L’Inghilterra che rappresentano è una terra apparentemente senza una guida e teatro di scontri terrificanti tra gang dalle provenienze più disparate. La stessa famiglia Wallace soffre di un contesto in totale mutazione, dove hanno completamente perso la propria leadership. Agiscono in un’Inghilterra che, nonostante il propagandistico distacco, non è evidentemente a liberarsi degli effetti irreversibili della globalizzazione. Londra, infatti, è da decenni una Babele criminale e multietnica, come vent’anni fa Guy Ritchie ha raccontato, con toni più leggeri, in Lock & Stock e Snatch. In Gangs of London agiscono albanesi, curdi, gitani gallesi, danesi, nigeriani, tutti animati da mire speculative, soprattutto edilizie. Lo stesso patriarca Wallace aveva investito i proventi del crimine nelle costruzioni, un business quanto mai redditizio in un 2020 senza pandemie. Un giro d’affari così proficuo da giustificare conflitti di rara brutalità, compiuti alla luce del giorno e in totale assenza di repressione della pubblica autorità. La regia dello stesso
Evans oltre agli esperti Corin Hardy (The Hallow) e Xavier Gens (Hitman- L’assassino) lavora con grandissima perizia tecnica e abbondanti spargimenti di sangue su sparatorie e scazzottate, non rinunciando mai ai particolari più gore. In particolare, lo splendido quinto episodio evidenzia la meritata fama di Gareth Evans di maestro del genere action. Il cast multietnico è ottimamente assemblato, con ottimi volti emergenti (tra tutti brillano Brian Vernel nel ruolo di Billy Wallace, tormentato fratello di Sean, e Narges Rashidi nel ruolo della miliziana curda Lale) e affermati (ottima Michelle Fairley, qui matriarca sanguinaria dopo la giudiziosa Catelyn Stark ne Il Trono di Spade). A ogni personaggio è concesso il giusto arco narrativo, salvo alcune forzature soprattutto nell’ultimo episodio. Il finale rimane spalancato, anticipando un’inevitabile seconda stagione che non vedremo prima del 2022.
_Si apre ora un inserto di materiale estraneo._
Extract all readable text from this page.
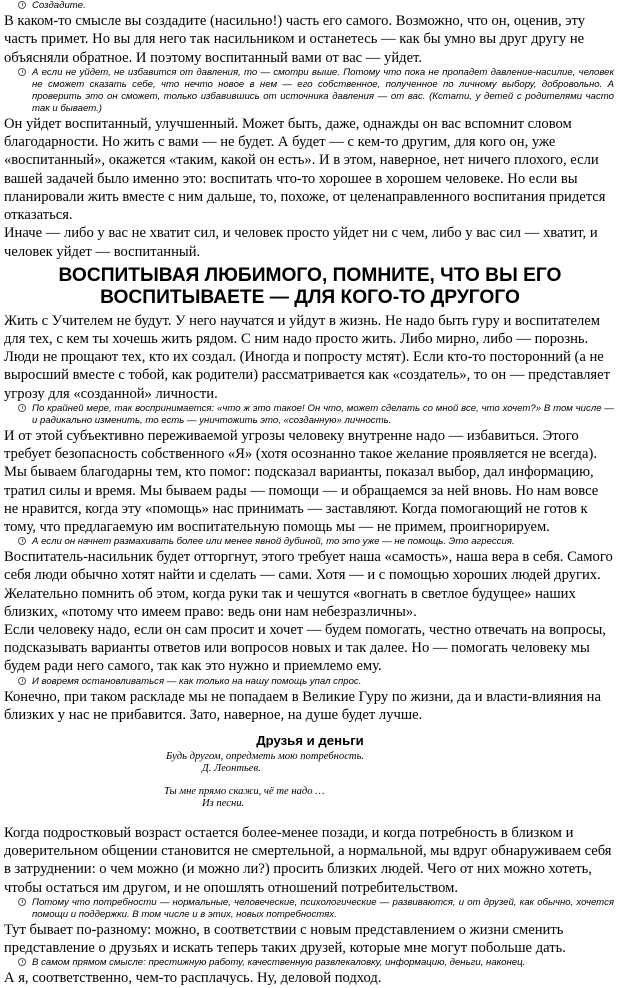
Создадите.

В каком-то смысле вы создадите (насильно!) часть его самого. Возможно, что он, оценив, эту часть примет. Но вы для него так насильником и останетесь — как бы умно вы друг другу не объясняли обратное. И поэтому воспитанный вами от вас — уйдет.

А если не уйдет, не избавится от давления, то — смотри выше. Потому что пока не пропадет давление-насилие, человек не сможет сказать себе, что нечто новое в нем — его собственное, полученное по личному выбору, добровольно. А проверить это он сможет, только избавившись от источника давления — от вас. (Кстати, у детей с родителями часто так и бывает.)

Он уйдет воспитанный, улучшенный. Может быть, даже, однажды он вас вспомнит словом благодарности. Но жить с вами — не будет. А будет — с кем-то другим, для кого он, уже «воспитанный», окажется «таким, какой он есть». И в этом, наверное, нет ничего плохого, если вашей задачей было именно это: воспитать что-то хорошее в хорошем человеке. Но если вы планировали жить вместе с ним дальше, то, похоже, от целенаправленного воспитания придется отказаться.

Иначе — либо у вас не хватит сил, и человек просто уйдет ни с чем, либо у вас сил — хватит, и человек уйдет — воспитанный.

ВОСПИТЫВАЯ ЛЮБИМОГО, ПОМНИТЕ, ЧТО ВЫ ЕГО ВОСПИТЫВАЕТЕ — ДЛЯ КОГО-ТО ДРУГОГО

Жить с Учителем не будут. У него научатся и уйдут в жизнь. Не надо быть гуру и воспитателем для тех, с кем ты хочешь жить рядом. С ним надо просто жить. Либо мирно, либо — порознь.

Люди не прощают тех, кто их создал. (Иногда и попросту мстят). Если кто-то посторонний (а не выросший вместе с тобой, как родители) рассматривается как «создатель», то он — представляет угрозу для «созданной» личности.

По крайней мере, так воспринимается: «что ж это такое! Он что, может сделать со мной все, что хочет?» В том числе — и радикально изменить, то есть — уничтожить это, «созданную» личность.

И от этой субъективно переживаемой угрозы человеку внутренне надо — избавиться. Этого требует безопасность собственного «Я» (хотя осознанно такое желание проявляется не всегда).

Мы бываем благодарны тем, кто помог: подсказал варианты, показал выбор, дал информацию, тратил силы и время. Мы бываем рады — помощи — и обращаемся за ней вновь. Но нам вовсе не нравится, когда эту «помощь» нас принимать — заставляют. Когда помогающий не готов к тому, что предлагаемую им воспитательную помощь мы — не примем, проигнорируем.

А если он начнет размахивать более или менее явной дубиной, то это уже — не помощь. Это агрессия.

Воспитатель-насильник будет отторгнут, этого требует наша «самость», наша вера в себя. Самого себя люди обычно хотят найти и сделать — сами. Хотя — и с помощью хороших людей других. Желательно помнить об этом, когда руки так и чешутся «вогнать в светлое будущее» наших близких, «потому что имеем право: ведь они нам небезразличны».

Если человеку надо, если он сам просит и хочет — будем помогать, честно отвечать на вопросы, подсказывать варианты ответов или вопросов новых и так далее. Но — помогать человеку мы будем ради него самого, так как это нужно и приемлемо ему.

И вовремя остановливаться — как только на нашу помощь упал спрос.

Конечно, при таком раскладе мы не попадаем в Великие Гуру по жизни, да и власти-влияния на близких у нас не прибавится. Зато, наверное, на душе будет лучше.

Друзья и деньги

Будь другом, опредметь мою потребность.

Д. Леонтьев.

Ты мне прямо скажи, чё те надо …

Из песни.

Когда подростковый возраст остается более-менее позади, и когда потребность в близком и доверительном общении становится не смертельной, а нормальной, мы вдруг обнаруживаем себя в затруднении: о чем можно (и можно ли?) просить близких людей. Чего от них можно хотеть, чтобы остаться им другом, и не опошлять отношений потребительством.

Потому что потребности — нормальные, человеческие, психологические — развиваются, и от друзей, как обычно, хочется помощи и поддержки. В том числе и в этих, новых потребностях.

Тут бывает по-разному: можно, в соответствии с новым представлением о жизни сменить представление о друзьях и искать теперь таких друзей, которые мне могут побольше дать.

В самом прямом смысле: престижную работу, качественную развлекаловку, информацию, деньги, наконец.

А я, соответственно, чем-то расплачусь. Ну, деловой подход.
Una chiave di letture dell'Inghilterra post Brexit arriva da questa solida produzione di genere, che sposa Gomorra con i gangster londinesi già visti nei film dei Guy Ritchie.Gangs of London, stagione 1
Valutazione globale
Gangs of London: giudizio in sintesi
Sky Atlantic ha trovato un nuovo titolo di enorme successo in UK, dopo la straordinaria accoglienza di Chernobyl lo scorso anno. Questa volta si ripropongono le dinamiche di Gomorra, importante serie del network, traslate in un contesto differente e fertile di spunti narrativi legati alla forte multietnicità di Londra. Infatti, qui sono trapiantati persino conflitti legati alla sopravvivenza del popolo curdo o agli affari tra mafia nigeriana e albanese. É un universo costellato di infiniti e potenziali conflitti e soluzioni narrative, dove non stona nemmeno la presenza improbabili mercenari danesi. Evans e Flannery sembrano addirittura giocare con tutte le innumerevoli forze in campo nella città più globalizzata del mondo, con scontri di proporzioni quasi demenziali. Infatti, come accennato prima, la scrittura è molto “scorretta” nel permettere qualsiasi tipo di efferatezza senza la minima opposizione di elementi esterni come appunto la polizia (salvo l’ultimo episodio). Si può parlare di una sinfonia di distruzione offerta mettendo in disparte tutte le fonti di disturbo, premiando lo spettacolo a discapito della verosimiglianza. Si tratta, in ogni caso, di una crime story di spessore e dalla giusta tensione, che ci porta a riflettere su quanto sia difficile sopravvivere in un mondo apparentemente familiare ma allo stesso tempo ostile e insidioso.